Esasında bu ülkede öteden beri kadınlara kapalı tutulmaya çalışılan sokaklar, salgınla birlikte daha da kapalı hale geldi. Özellikle son 15-20 yıldır ise kamusal güzergâhlar olarak sokaklar, meydanlar kadınlar ve iktidar arasında hep bir çatışma hattını temsil ediyordu. Bir yandan kadınlar hem gündelik yaşam alanı hem de eylem alanı olarak sokakları zorlarken bir yandan erkek egemen iktidar kadınları sokaklarda belli sınırlar içinde tutmaya, kontrollü bir sokak/meydan mefhumu oluşturmaya çalışıyor. Salgın ile birlikte zaten iktidar tarafından sınırlandırılmaya çalışılan bu alanlar “doğallığında” kadınlara bir kez daha kapatılmış oldu. Sosyalleşmenin, kent yaşamında kadın olarak var olabilmenin anlamını da zedeleyen bu durumun bilhassa çalışan orta sınıf kadınlar açısından yaşandığını söylemekte yarar var. Alt sınıftan ya da kent merkezinden uzakta ve köy-kır yaşamının benzerini kentlerin çeperlerinde kurmaya çalışan kadınlar açısından salgının diğer kadınlar üzerinde kimi doğrudan etkilerini gösterdiğini söylemek güç.
Salgının bu ülkede yaşayan kadınları etkilediği pek çok yan olmakla birlikte; yaptığımız görüşmelerden kadınların arasında yaşam koşullarının farklılığının da salgının etkileme biçimini ve düzeyini belirlediğini anlıyoruz. Salgından önce belirli sınırlar içinde yaşayan, çalışma hayatına girmemiş kadınların hayatlarında salgından sonra da çok şey değişmiş görünmüyor. Yine kent çeperinde yaşayan ancak çalışan kadınlar açısından ise yaşadıkları zorluk giderek artmış görünüyor. Salgın koşullarında toplu ulaşımı kullanmak başlı başına bir risk iken bu kadınlar, çalıştıkları mekânlarda salgın sürecinde bir risk olarak görülmeye başlamışlar. Örneğin gündeliğe giden bir kadın, salgın boyunca bizatihi kendisinin gittiği evler açısından “risk” olarak görüldüğünü söylüyor ve salgın boyunca temizlik için çağrılmadığını ekliyor. Bir yandan evden/uzaktan çalışan beyaz yakalı kadınlar ise iş yükü fiziki işyeri mekânına göre arttığı için işleri yetiştirememekten yakınıyorlar. Zira evden sürdürmeye çalıştıkları profesyonel işe salgınla birlikte artan ev-temizlik-bakım işi de eklenince kadınların hayatı adeta bir çığlık haline geliyor ve senelerdir kendilerini kurtarmaya çalıştıkları hayatlar yeniden musallat oluyor kendilerine. Üstelik bu kez en “doğal” etkiyle, yani salgınla.

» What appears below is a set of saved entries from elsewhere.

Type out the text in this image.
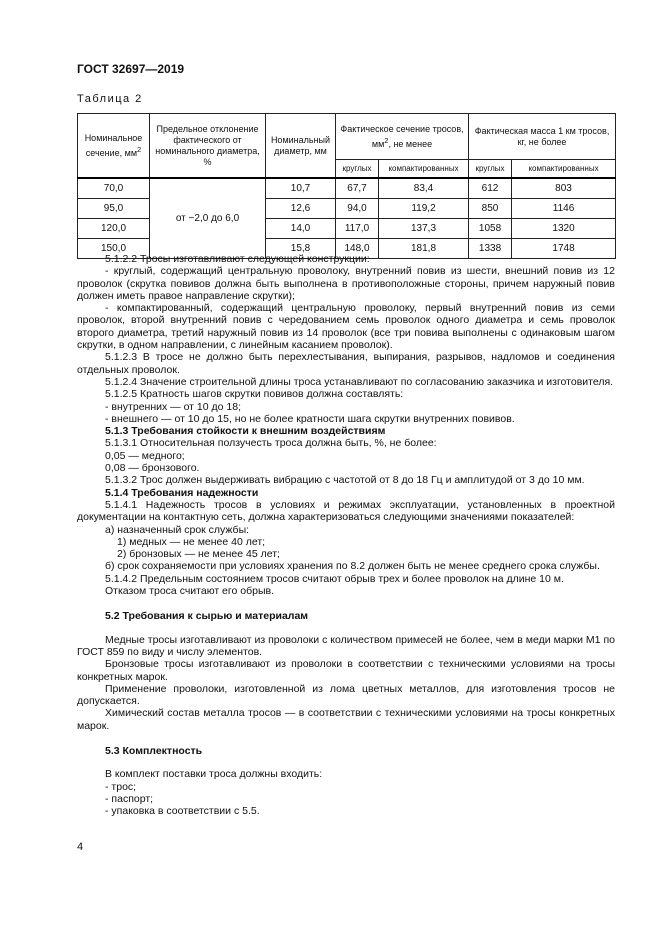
ГОСТ 32697—2019
Таблица 2
Номинальное сечение, $мм^2$	Предельное отклонение фактического от номинального диаметра, %	Номинальный диаметр, мм	Фактическое сечение тросов, $мм^2$, не менее		Фактическая масса 1 км тросов, кг, не более	
			круглых	компактированных	круглых	компактированных
70,0	от −2,0 до 6,0	10,7	67,7	83,4	612	803
95,0		12,6	94,0	119,2	850	1146
120,0		14,0	117,0	137,3	1058	1320
150,0		15,8	148,0	181,8	1338	1748

5.1.2.2 Тросы изготавливают следующей конструкции:

- круглый, содержащий центральную проволоку, внутренний повив из шести, внешний повив из 12 проволок (скрутка повивов должна быть выполнена в противоположные стороны, причем наружный повив должен иметь правое направление скрутки);

- компактированный, содержащий центральную проволоку, первый внутренний повив из семи проволок, второй внутренний повив с чередованием семь проволок одного диаметра и семь проволок второго диаметра, третий наружный повив из 14 проволок (все три повива выполнены с одинаковым шагом скрутки, в одном направлении, с линейным касанием проволок).

5.1.2.3 В тросе не должно быть перехлестывания, выпирания, разрывов, надломов и соединения отдельных проволок.

5.1.2.4 Значение строительной длины троса устанавливают по согласованию заказчика и изготовителя.

5.1.2.5 Кратность шагов скрутки повивов должна составлять:

- внутренних — от 10 до 18;

- внешнего — от 10 до 15, но не более кратности шага скрутки внутренних повивов.

5.1.3 Требования стойкости к внешним воздействиям

5.1.3.1 Относительная ползучесть троса должна быть, %, не более:

0,05 — медного;

0,08 — бронзового.

5.1.3.2 Трос должен выдерживать вибрацию с частотой от 8 до 18 Гц и амплитудой от 3 до 10 мм.

5.1.4 Требования надежности

5.1.4.1 Надежность тросов в условиях и режимах эксплуатации, установленных в проектной документации на контактную сеть, должна характеризоваться следующими значениями показателей:

а) назначенный срок службы:

1) медных — не менее 40 лет;

2) бронзовых — не менее 45 лет;

б) срок сохраняемости при условиях хранения по 8.2 должен быть не менее среднего срока службы.

5.1.4.2 Предельным состоянием тросов считают обрыв трех и более проволок на длине 10 м.

Отказом троса считают его обрыв.

5.2 Требования к сырью и материалам

Медные тросы изготавливают из проволоки с количеством примесей не более, чем в меди марки М1 по ГОСТ 859 по виду и числу элементов.

Бронзовые тросы изготавливают из проволоки в соответствии с техническими условиями на тросы конкретных марок.

Применение проволоки, изготовленной из лома цветных металлов, для изготовления тросов не допускается.

Химический состав металла тросов — в соответствии с техническими условиями на тросы конкретных марок.

5.3 Комплектность

В комплект поставки троса должны входить:

- трос;

- паспорт;

- упаковка в соответствии с 5.5.

4
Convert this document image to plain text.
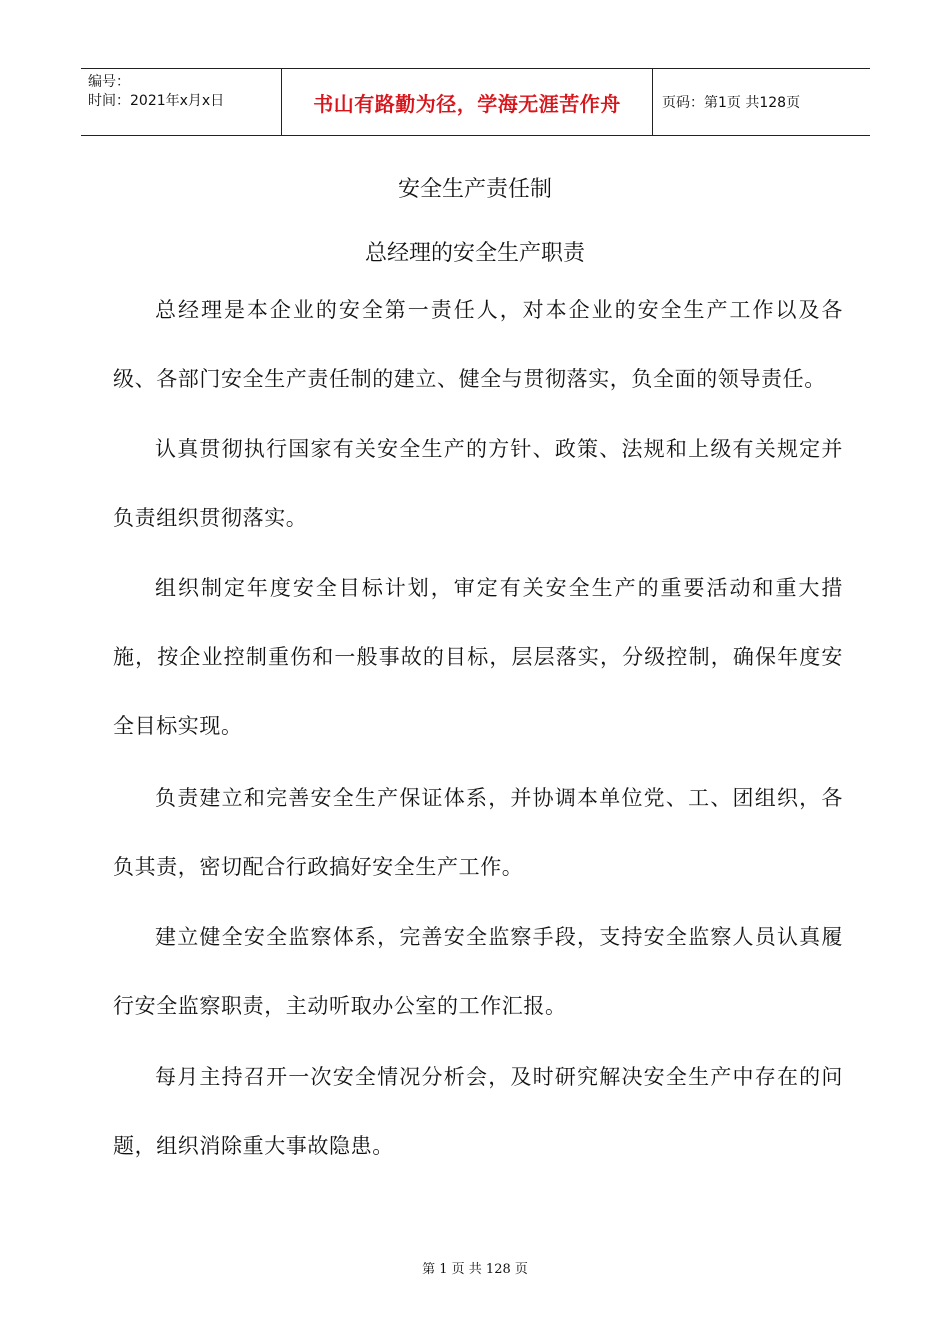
编号：
时间：2021年x月x日	书山有路勤为径，学海无涯苦作舟	页码：第1页 共128页
安全生产责任制
总经理的安全生产职责

总经理是本企业的安全第一责任人，对本企业的安全生产工作以及各级、各部门安全生产责任制的建立、健全与贯彻落实，负全面的领导责任。

认真贯彻执行国家有关安全生产的方针、政策、法规和上级有关规定并负责组织贯彻落实。

组织制定年度安全目标计划，审定有关安全生产的重要活动和重大措施，按企业控制重伤和一般事故的目标，层层落实，分级控制，确保年度安全目标实现。

负责建立和完善安全生产保证体系，并协调本单位党、工、团组织，各负其责，密切配合行政搞好安全生产工作。

建立健全安全监察体系，完善安全监察手段，支持安全监察人员认真履行安全监察职责，主动听取办公室的工作汇报。

每月主持召开一次安全情况分析会，及时研究解决安全生产中存在的问题，组织消除重大事故隐患。

第 1 页 共 128 页
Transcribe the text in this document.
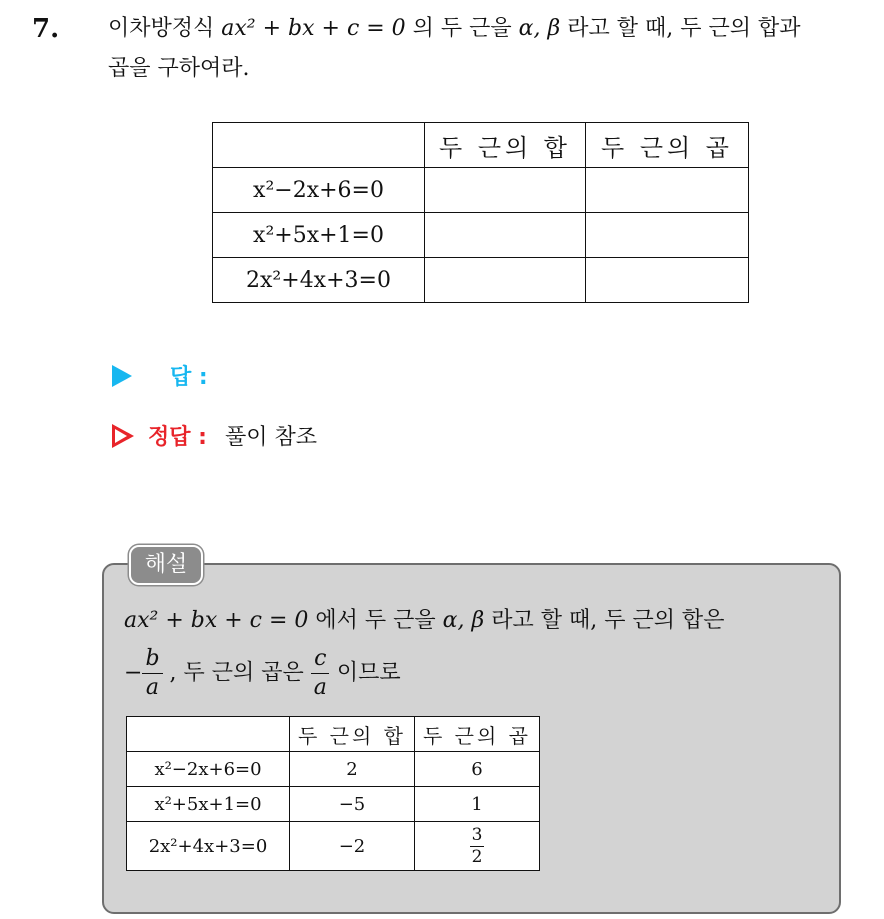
7. 이차방정식 ax² + bx + c = 0 의 두 근을 α, β 라고 할 때, 두 근의 합과
곱을 구하여라.
	두 근의 합	두 근의 곱
x²−2x+6=0		
x²+5x+1=0		
2x²+4x+3=0		
답 :
정답 : 풀이 참조
해설
ax² + bx + c = 0 에서 두 근을 α, β 라고 할 때, 두 근의 합은
− $\frac{b}{a}$ , 두 근의 곱은 $\frac{c}{a}$ 이므로
	두 근의 합	두 근의 곱
x²−2x+6=0	2	6
x²+5x+1=0	−5	1
2x²+4x+3=0	−2	$\frac{3}{2}$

Salgından önce çalışılan güvencesiz ve esnek çalışma koşulları, adeta bir salgın kuralı haline gelerek “nasılsa evdesin” cümlesinden sonra kadınların hayatlarına daha çok giriyor. Hem de bu kez bizatihi kendi varlığı emek yoğun çalışmayı zorunlu kılan ev/hane içine giriyor bu profesyonel güvencesizlik ve esneklik şartları. Yani ev içi emeğin ücretlendirilmediği bir hayatta katmerli güvencesizlik düşüyor kadınların payına. Salgın süresince artan kadınların yoksullaşması, güvencesizleşmesine bir de ev içinde geçirilen uzun zamanlar ve karşılaşmalar nedeniyle her tür şiddet, taciz, tecavüz ve dahi erkekler tarafından katledilme de ekleniyor.

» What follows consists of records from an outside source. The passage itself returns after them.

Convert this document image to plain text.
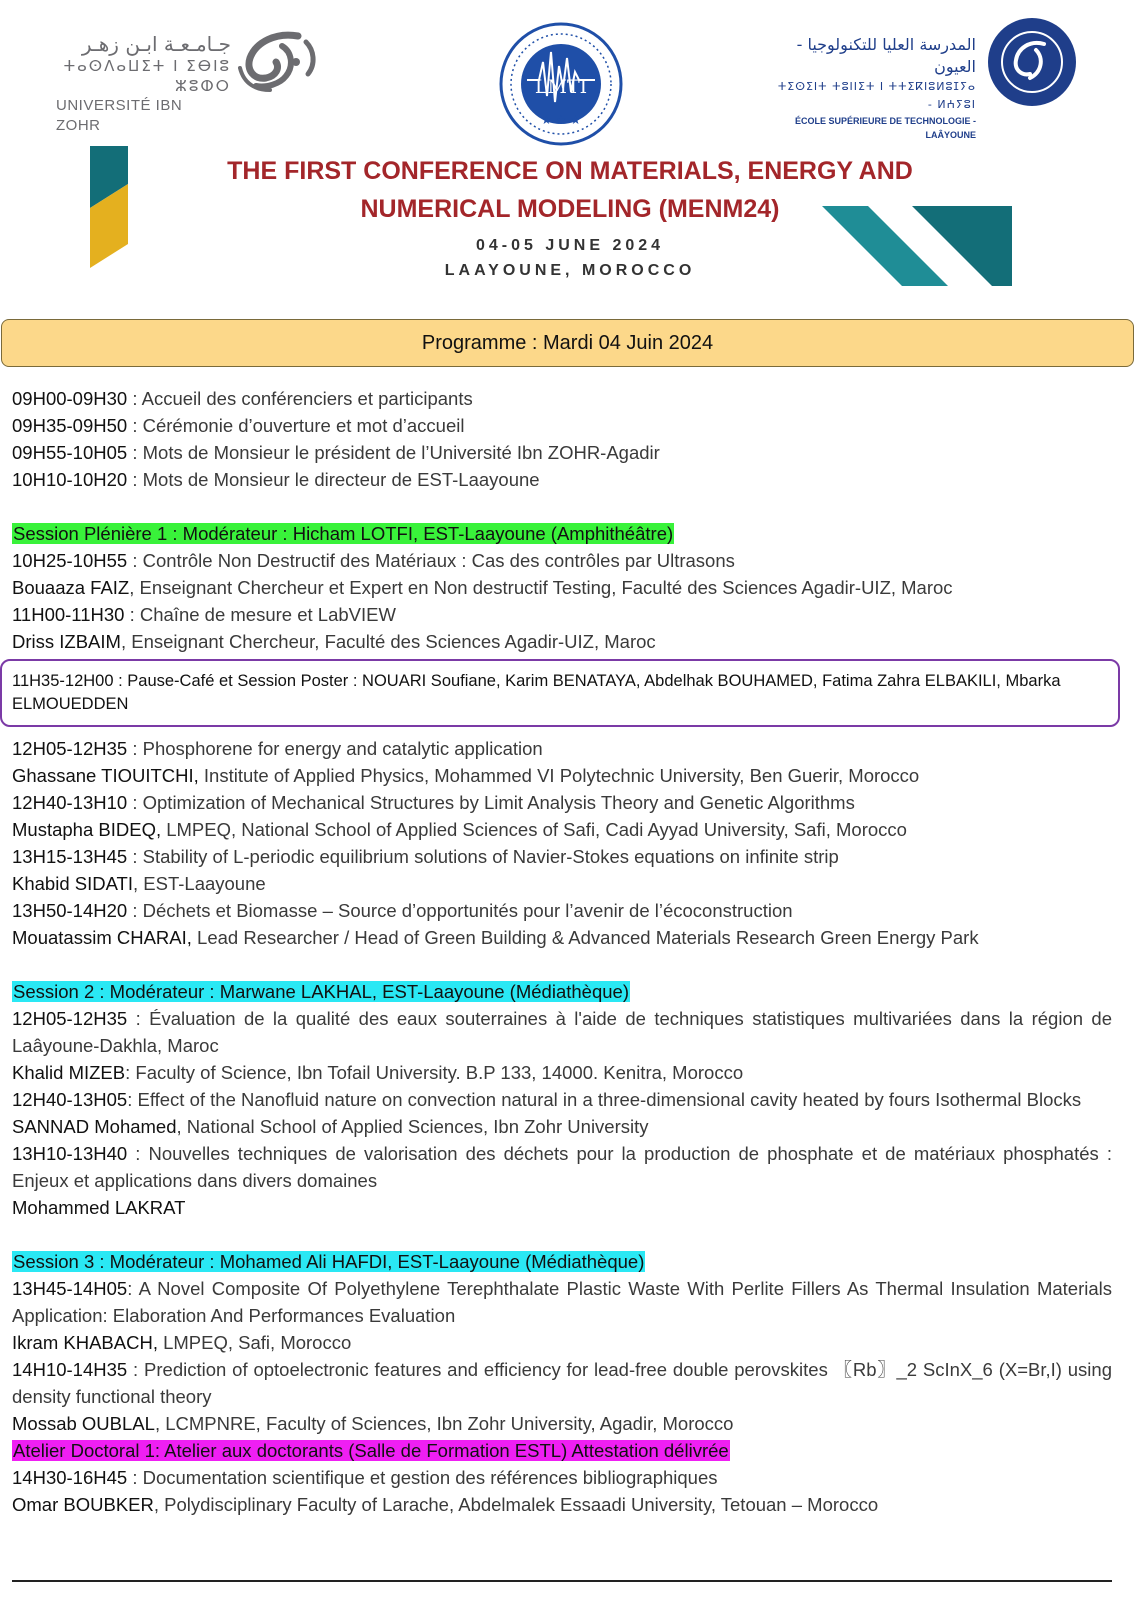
جـامـعـة ابـن زهـر
ⵜⴰⵙⴷⴰⵡⵉⵜ ⵏ ⵉⴱⵏⵓ ⵣⵓⵀⵔ
UNIVERSITÉ IBN ZOHR	★ ★ ★
LMTI
المدرسة العليا للتكنولوجيا - العيون
ⵜⵉⵙⵉⵏⵜ ⵜⵓⵏⵏⵉⵜ ⵏ ⵜⵜⵉⴽⵏⵓⵍⵓⵊⵢⴰ - ⵍⵄⵢⵓⵏ
ÉCOLE SUPÉRIEURE DE TECHNOLOGIE - LAÂYOUNE
THE FIRST CONFERENCE ON MATERIALS, ENERGY AND
NUMERICAL MODELING (MENM24)
04-05 JUNE 2024
LAAYOUNE, MOROCCO
Programme : Mardi 04 Juin 2024
09H00-09H30 : Accueil des conférenciers et participants
09H35-09H50 : Cérémonie d’ouverture et mot d’accueil
09H55-10H05 : Mots de Monsieur le président de l’Université Ibn ZOHR-Agadir
10H10-10H20 : Mots de Monsieur le directeur de EST-Laayoune
Session Plénière 1 : Modérateur : Hicham LOTFI, EST-Laayoune (Amphithéâtre)
10H25-10H55 : Contrôle Non Destructif des Matériaux : Cas des contrôles par Ultrasons
Bouaaza FAIZ, Enseignant Chercheur et Expert en Non destructif Testing, Faculté des Sciences Agadir-UIZ, Maroc
11H00-11H30 : Chaîne de mesure et LabVIEW
Driss IZBAIM, Enseignant Chercheur, Faculté des Sciences Agadir-UIZ, Maroc
11H35-12H00 : Pause-Café et Session Poster : NOUARI Soufiane, Karim BENATAYA, Abdelhak BOUHAMED, Fatima Zahra ELBAKILI, Mbarka ELMOUEDDEN
12H05-12H35 : Phosphorene for energy and catalytic application
Ghassane TIOUITCHI, Institute of Applied Physics, Mohammed VI Polytechnic University, Ben Guerir, Morocco
12H40-13H10 : Optimization of Mechanical Structures by Limit Analysis Theory and Genetic Algorithms
Mustapha BIDEQ, LMPEQ, National School of Applied Sciences of Safi, Cadi Ayyad University, Safi, Morocco
13H15-13H45 : Stability of L-periodic equilibrium solutions of Navier-Stokes equations on infinite strip
Khabid SIDATI, EST-Laayoune
13H50-14H20 : Déchets et Biomasse – Source d’opportunités pour l’avenir de l’écoconstruction
Mouatassim CHARAI, Lead Researcher / Head of Green Building & Advanced Materials Research Green Energy Park
Session 2 : Modérateur : Marwane LAKHAL, EST-Laayoune (Médiathèque)
12H05-12H35 : Évaluation de la qualité des eaux souterraines à l'aide de techniques statistiques multivariées dans la région de Laâyoune-Dakhla, Maroc
Khalid MIZEB: Faculty of Science, Ibn Tofail University. B.P 133, 14000. Kenitra, Morocco
12H40-13H05: Effect of the Nanofluid nature on convection natural in a three-dimensional cavity heated by fours Isothermal Blocks
SANNAD Mohamed, National School of Applied Sciences, Ibn Zohr University
13H10-13H40 : Nouvelles techniques de valorisation des déchets pour la production de phosphate et de matériaux phosphatés : Enjeux et applications dans divers domaines
Mohammed LAKRAT
Session 3 : Modérateur : Mohamed Ali HAFDI, EST-Laayoune (Médiathèque)
13H45-14H05: A Novel Composite Of Polyethylene Terephthalate Plastic Waste With Perlite Fillers As Thermal Insulation Materials Application: Elaboration And Performances Evaluation
Ikram KHABACH, LMPEQ, Safi, Morocco
14H10-14H35 : Prediction of optoelectronic features and efficiency for lead-free double perovskites 〖Rb〗_2 ScInX_6 (X=Br,I) using density functional theory
Mossab OUBLAL, LCMPNRE, Faculty of Sciences, Ibn Zohr University, Agadir, Morocco
Atelier Doctoral 1: Atelier aux doctorants (Salle de Formation ESTL) Attestation délivrée
14H30-16H45 : Documentation scientifique et gestion des références bibliographiques
Omar BOUBKER, Polydisciplinary Faculty of Larache, Abdelmalek Essaadi University, Tetouan – Morocco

Kamusal yaşama katılma mücadeleleri sayesinde kadınların yaşadıkları şiddetle aralarına mesafe koyabilme çabaları salgınla birlikte pek çok kadın açısından boşa düşmüş oluyor, ev içinde hem kocaları ve diğer erkekler tarafından hem de kaynana-kayınbaba ve dahi çocukları tarafından şiddete uğruyor. Tüm bunlarla birlikte (yoksullaşma, güvencesiz ve esnek çalışma, şiddet, ev içi emeğin ve bakım emeğinin artması, sosyal ve kamusal yaşamdan çekilme…) kadınların salgınla birlikte yaşadıkları en güçlü duygu kıymetsizlik ve değersizlik duygusu gibi görünüyor. Kadın mücadelesinin içinde olsun olmasın sırf bu ülkede yaşamak hasebiyle tüm kadınların hayatına bir şekilde dokunan ve öteden beri devam eden yaşam ve hayatta kalma mücadelesi salgınla birlikte daha önemli hale geldi ve kadınlar bir yandan yaşam mücadelesi verirken bir yandan da kendi kıymetlerini, haysiyetlerini korumak için çabalıyorlar. Salgın, kadınların ayakta kalma ancak kıymetleriyle, haysiyetleriyle ayakta kalma çabalarını bir yandan zedelerken bir yandan da güçlendirdi. Salgının özellikle üçüncü ayından itibaren kadınlar yeniden sokaklara çıkmaya ve salgın sürecini fırsat görerek kadınların aleyhine pek çok yasal değişikliği meclisten geçirmeye çalışan milliyetçi-muhafazakâr iktidara karşı yeniden sokakları söz söyleme alanlarına çevirmeye devam ettiler ve ediyorlar.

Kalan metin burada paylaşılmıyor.